A Parareal exponential integrator finite element method for linear parabolic equations
Jianguo Huang, Yuejin Xu
TL;DR
This work addresses fast, accurate solution of linear parabolic PDEs on rectangular domains by marrying finite element spatial discretization with exponential time integrators and the Parareal parallel-in-time framework. The proposed PEIFE-linear method achieves unconditional stability for linear problems, provable $L^2$ error estimates, and a fast FFT-based implementation due to simultaneous diagonalization of mass and coefficient matrices. Theoretical results quantify the error in terms of time-step sizes and mesh size, and numerical experiments in 1D–3D validate convergence rates and demonstrate substantial parallel speedups.
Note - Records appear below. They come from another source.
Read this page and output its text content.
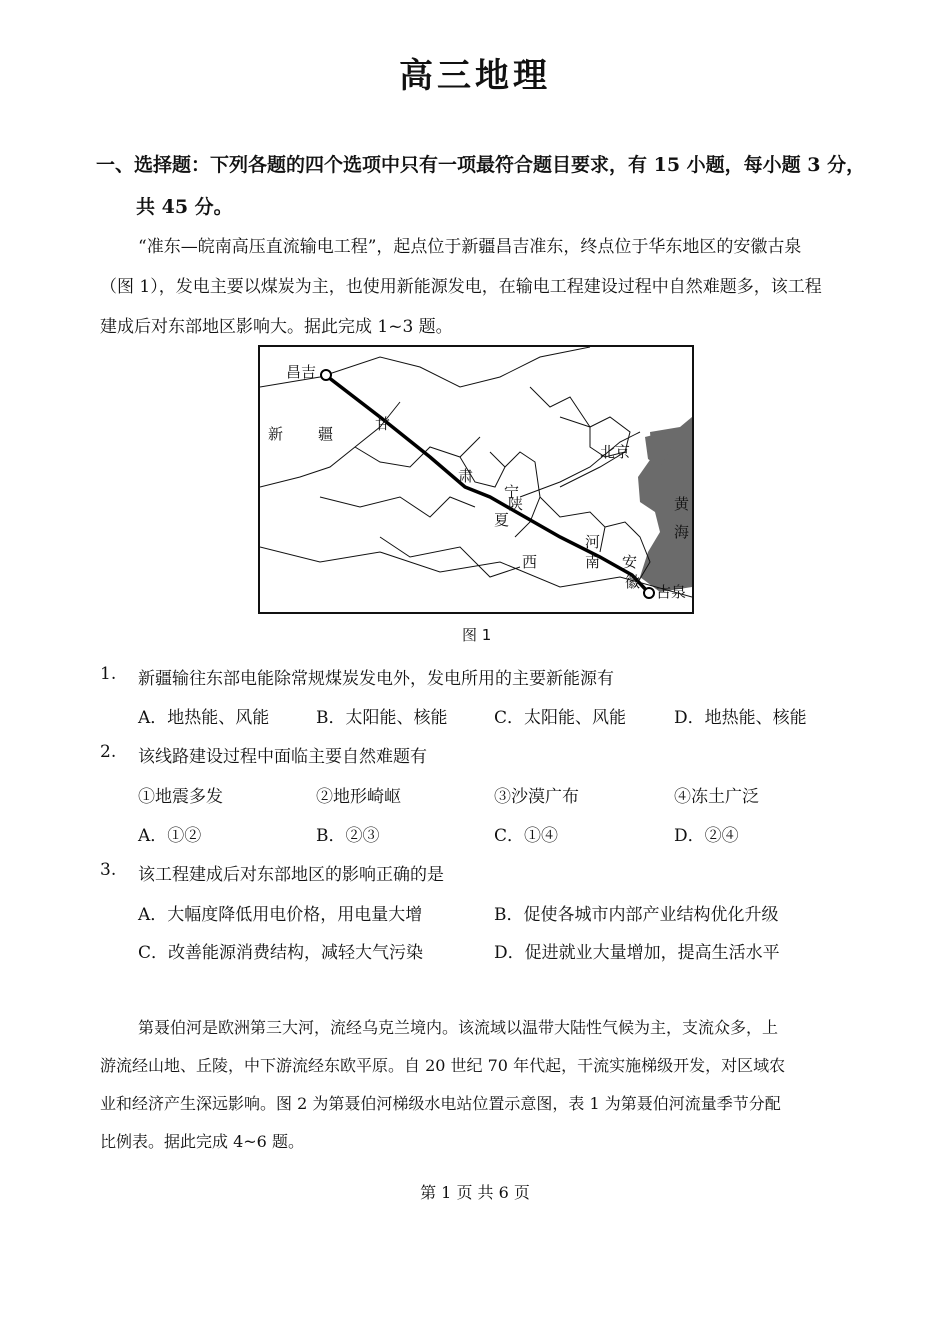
高三地理
一、选择题：下列各题的四个选项中只有一项最符合题目要求，有 15 小题，每小题 3 分，
共 45 分。
“准东—皖南高压直流输电工程”，起点位于新疆昌吉准东，终点位于华东地区的安徽古泉
（图 1），发电主要以煤炭为主，也使用新能源发电，在输电工程建设过程中自然难题多，该工程
建成后对东部地区影响大。据此完成 1~3 题。
昌吉
新 疆
甘
肃
宁
夏
陕
西
河
南 安
徽
北京
黄
海
古泉
图 1
1. 新疆输往东部电能除常规煤炭发电外，发电所用的主要新能源有
A．地热能、风能	B．太阳能、核能	C．太阳能、风能	D．地热能、核能
2. 该线路建设过程中面临主要自然难题有
①地震多发	②地形崎岖	③沙漠广布	④冻土广泛
A．①②	B．②③	C．①④	D．②④
3. 该工程建成后对东部地区的影响正确的是
A．大幅度降低用电价格，用电量大增	B．促使各城市内部产业结构优化升级
C．改善能源消费结构，减轻大气污染	D．促进就业大量增加，提高生活水平
第聂伯河是欧洲第三大河，流经乌克兰境内。该流域以温带大陆性气候为主，支流众多，上
游流经山地、丘陵，中下游流经东欧平原。自 20 世纪 70 年代起，干流实施梯级开发，对区域农
业和经济产生深远影响。图 2 为第聂伯河梯级水电站位置示意图，表 1 为第聂伯河流量季节分配
比例表。据此完成 4~6 题。
第 1 页 共 6 页
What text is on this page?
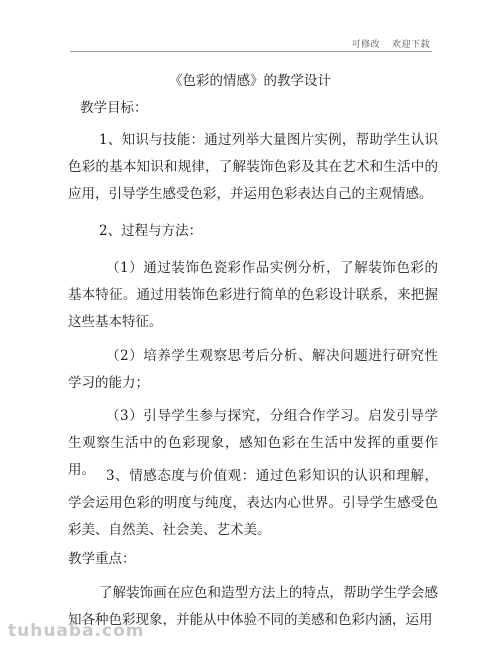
可修改 欢迎下载
《色彩的情感》的教学设计
教学目标：
1、知识与技能：通过列举大量图片实例，帮助学生认识色彩的基本知识和规律，了解装饰色彩及其在艺术和生活中的应用，引导学生感受色彩，并运用色彩表达自己的主观情感。
2、过程与方法：
（1）通过装饰色瓷彩作品实例分析，了解装饰色彩的基本特征。通过用装饰色彩进行简单的色彩设计联系，来把握这些基本特征。
（2）培养学生观察思考后分析、解决问题进行研究性学习的能力；
（3）引导学生参与探究，分组合作学习。启发引导学生观察生活中的色彩现象，感知色彩在生活中发挥的重要作用。 3、情感态度与价值观：通过色彩知识的认识和理解，学会运用色彩的明度与纯度，表达内心世界。引导学生感受色彩美、自然美、社会美、艺术美。
教学重点：
了解装饰画在应色和造型方法上的特点，帮助学生学会感知各种色彩现象，并能从中体验不同的美感和色彩内涵，运用
tuhuaba.com
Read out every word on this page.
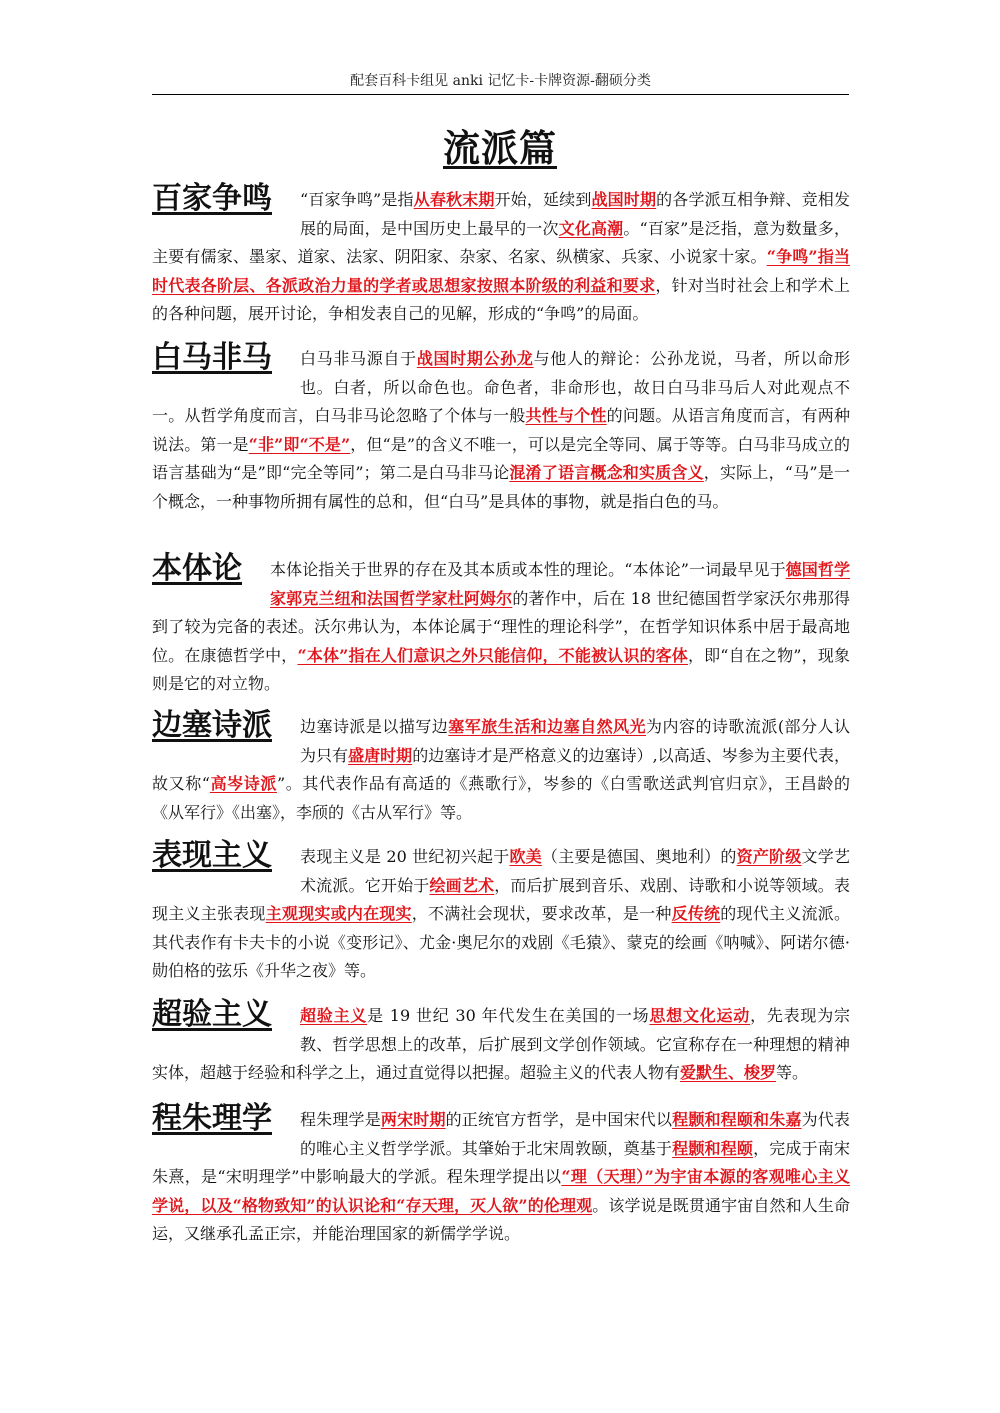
配套百科卡组见 anki 记忆卡-卡牌资源-翻硕分类
流派篇
百家争鸣 “百家争鸣”是指从春秋末期开始，延续到战国时期的各学派互相争辩、竞相发展的局面，是中国历史上最早的一次文化高潮。“百家”是泛指，意为数量多，主要有儒家、墨家、道家、法家、阴阳家、杂家、名家、纵横家、兵家、小说家十家。“争鸣”指当时代表各阶层、各派政治力量的学者或思想家按照本阶级的利益和要求，针对当时社会上和学术上的各种问题，展开讨论，争相发表自己的见解，形成的“争鸣”的局面。
白马非马 白马非马源自于战国时期公孙龙与他人的辩论：公孙龙说，马者，所以命形也。白者，所以命色也。命色者，非命形也，故日白马非马后人对此观点不一。从哲学角度而言，白马非马论忽略了个体与一般共性与个性的问题。从语言角度而言，有两种说法。第一是“非”即“不是”，但“是”的含义不唯一，可以是完全等同、属于等等。白马非马成立的语言基础为“是”即“完全等同”；第二是白马非马论混淆了语言概念和实质含义，实际上，“马”是一个概念，一种事物所拥有属性的总和，但“白马”是具体的事物，就是指白色的马。
本体论 本体论指关于世界的存在及其本质或本性的理论。“本体论”一词最早见于德国哲学家郭克兰纽和法国哲学家杜阿姆尔的著作中，后在 18 世纪德国哲学家沃尔弗那得到了较为完备的表述。沃尔弗认为，本体论属于“理性的理论科学”，在哲学知识体系中居于最高地位。在康德哲学中，“本体”指在人们意识之外只能信仰，不能被认识的客体，即“自在之物”，现象则是它的对立物。
边塞诗派 边塞诗派是以描写边塞军旅生活和边塞自然风光为内容的诗歌流派(部分人认为只有盛唐时期的边塞诗才是严格意义的边塞诗）,以高适、岑参为主要代表，故又称“高岑诗派”。其代表作品有高适的《燕歌行》，岑参的《白雪歌送武判官归京》，王昌龄的《从军行》《出塞》，李颀的《古从军行》等。
表现主义 表现主义是 20 世纪初兴起于欧美（主要是德国、奥地利）的资产阶级文学艺术流派。它开始于绘画艺术，而后扩展到音乐、戏剧、诗歌和小说等领域。表现主义主张表现主观现实或内在现实，不满社会现状，要求改革，是一种反传统的现代主义流派。其代表作有卡夫卡的小说《变形记》、尤金·奥尼尔的戏剧《毛猿》、蒙克的绘画《呐喊》、阿诺尔德·勋伯格的弦乐《升华之夜》等。
超验主义 超验主义是 19 世纪 30 年代发生在美国的一场思想文化运动，先表现为宗教、哲学思想上的改革，后扩展到文学创作领域。它宣称存在一种理想的精神实体，超越于经验和科学之上，通过直觉得以把握。超验主义的代表人物有爱默生、梭罗等。
程朱理学 程朱理学是两宋时期的正统官方哲学，是中国宋代以程颢和程颐和朱嘉为代表的唯心主义哲学学派。其肇始于北宋周敦颐，奠基于程颢和程颐，完成于南宋朱熹，是“宋明理学”中影响最大的学派。程朱理学提出以“理（天理）”为宇宙本源的客观唯心主义学说，以及“格物致知”的认识论和“存天理，灭人欲”的伦理观。该学说是既贯通宇宙自然和人生命运，又继承孔孟正宗，并能治理国家的新儒学学说。
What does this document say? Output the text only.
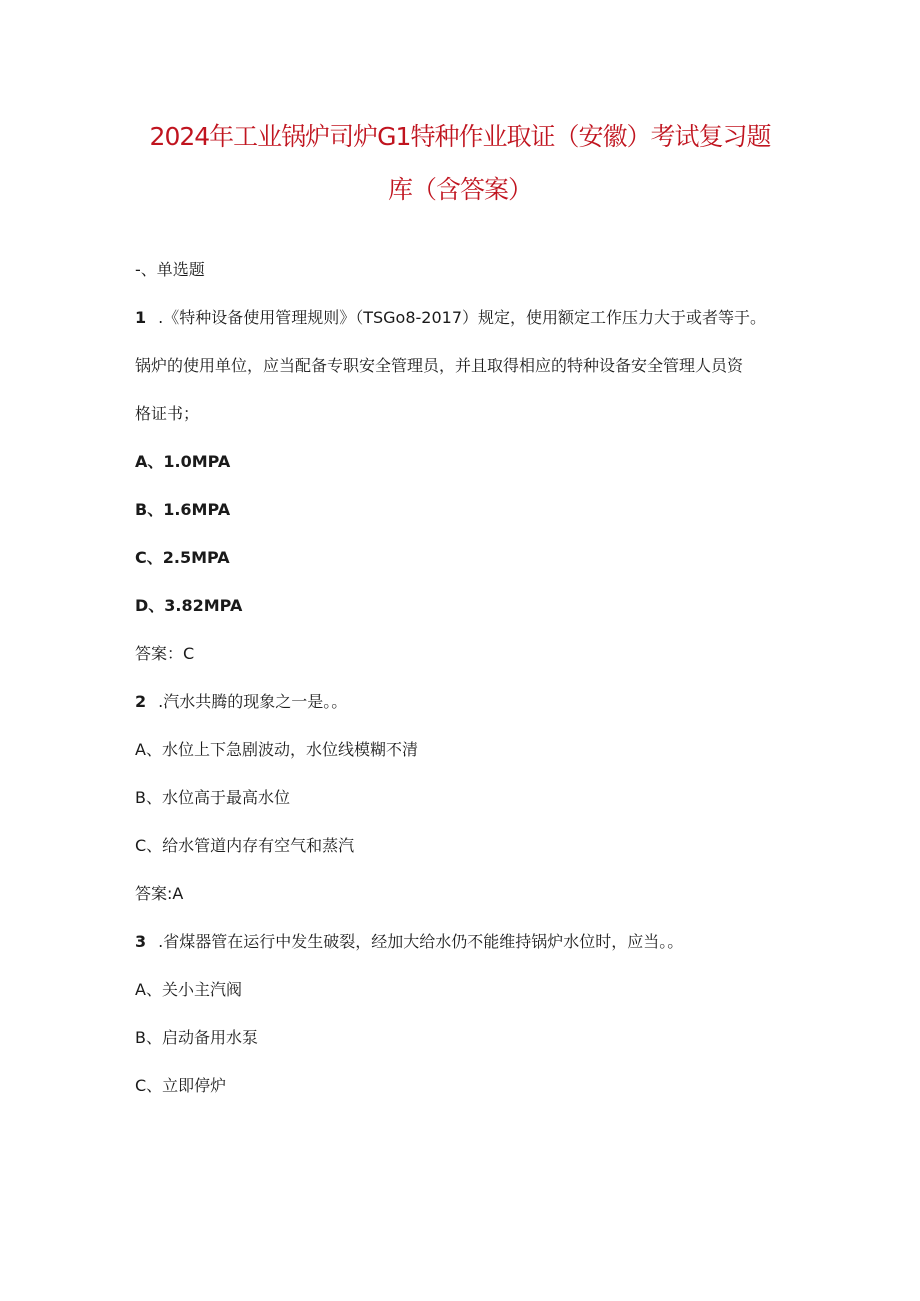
2024年工业锅炉司炉G1特种作业取证（安徽）考试复习题
库（含答案）

-、单选题

1 .《特种设备使用管理规则》（TSGo8-2017）规定，使用额定工作压力大于或者等于。

锅炉的使用单位，应当配备专职安全管理员，并且取得相应的特种设备安全管理人员资

格证书；

A、1.0MPA

B、1.6MPA

C、2.5MPA

D、3.82MPA

答案：C

2 .汽水共腾的现象之一是。。

A、水位上下急剧波动，水位线模糊不清

B、水位高于最高水位

C、给水管道内存有空气和蒸汽

答案:A

3 .省煤器管在运行中发生破裂，经加大给水仍不能维持锅炉水位时，应当。。

A、关小主汽阀

B、启动备用水泵

C、立即停炉
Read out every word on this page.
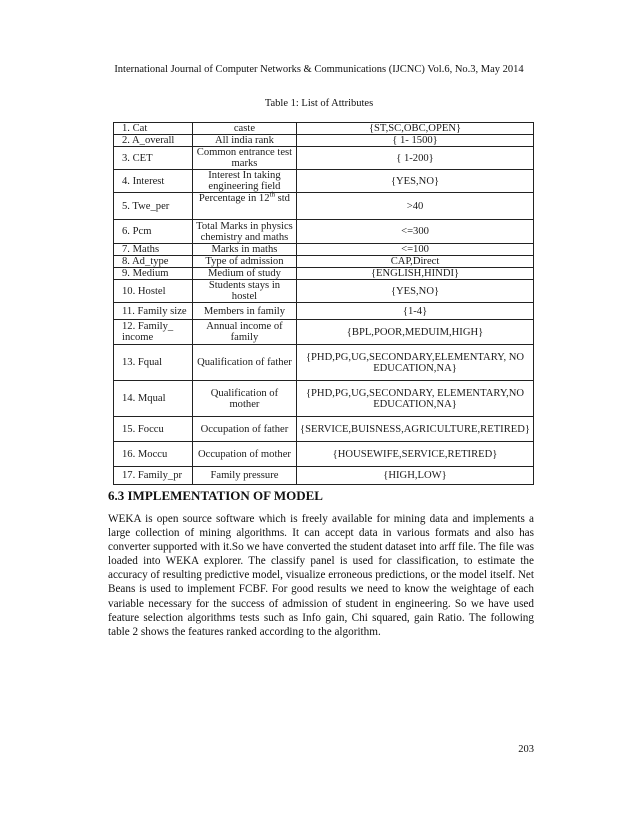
International Journal of Computer Networks & Communications (IJCNC) Vol.6, No.3, May 2014
Table 1: List of Attributes
1. Cat	caste	{ST,SC,OBC,OPEN}
2. A_overall	All india rank	{ 1- 1500}
3. CET	Common entrance test marks	{ 1-200}
4. Interest	Interest In taking engineering field	{YES,NO}
5. Twe_per	Percentage in 12th std	>40
6. Pcm	Total Marks in physics chemistry and maths	<=300
7. Maths	Marks in maths	<=100
8. Ad_type	Type of admission	CAP,Direct
9. Medium	Medium of study	{ENGLISH,HINDI}
10. Hostel	Students stays in hostel	{YES,NO}
11. Family size	Members in family	{1-4}
12. Family_ income	Annual income of family	{BPL,POOR,MEDUIM,HIGH}
13. Fqual	Qualification of father	{PHD,PG,UG,SECONDARY,ELEMENTARY, NO EDUCATION,NA}
14. Mqual	Qualification of mother	{PHD,PG,UG,SECONDARY, ELEMENTARY,NO EDUCATION,NA}
15. Foccu	Occupation of father	{SERVICE,BUISNESS,AGRICULTURE,RETIRED}
16. Moccu	Occupation of mother	{HOUSEWIFE,SERVICE,RETIRED}
17. Family_pr	Family pressure	{HIGH,LOW}
6.3 IMPLEMENTATION OF MODEL
WEKA is open source software which is freely available for mining data and implements a large collection of mining algorithms. It can accept data in various formats and also has converter supported with it.So we have converted the student dataset into arff file. The file was loaded into WEKA explorer. The classify panel is used for classification, to estimate the accuracy of resulting predictive model, visualize erroneous predictions, or the model itself. Net Beans is used to implement FCBF. For good results we need to know the weightage of each variable necessary for the success of admission of student in engineering. So we have used feature selection algorithms tests such as Info gain, Chi squared, gain Ratio. The following table 2 shows the features ranked according to the algorithm.
203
The approach extends naturally to periodic boundaries and offers a practical tool for large-scale parabolic simulations.
Abstract
In this paper, for solving a class of linear parabolic equations in rectangular domains, we have proposed an efficient Parareal exponential integrator finite element method. The proposed method first uses the finite element approximation with continuous multilinear rectangular basis function for spatial discretization, and then takes the Runge-Kutta approach accompanied with Parareal framework for time integration of the resulting semi-discrete system to produce parallel-in-time numerical solution. Under certain regularity assumptions, fully-discrete error estimates in $L^2$-norm are derived for the proposed schemes with random interpolation nodes. Moreover, a fast solver can be provided based on tensor product spectral decomposition and fast Fourier transform (FFT), since the mass and coefficient matrices of the proposed method can be simultaneously diagonalized with an orthogonal matrix. A series of numerical experiments in various dimensions are also presented to validate the theoretical results and demonstrate the excellent performance of the proposed method.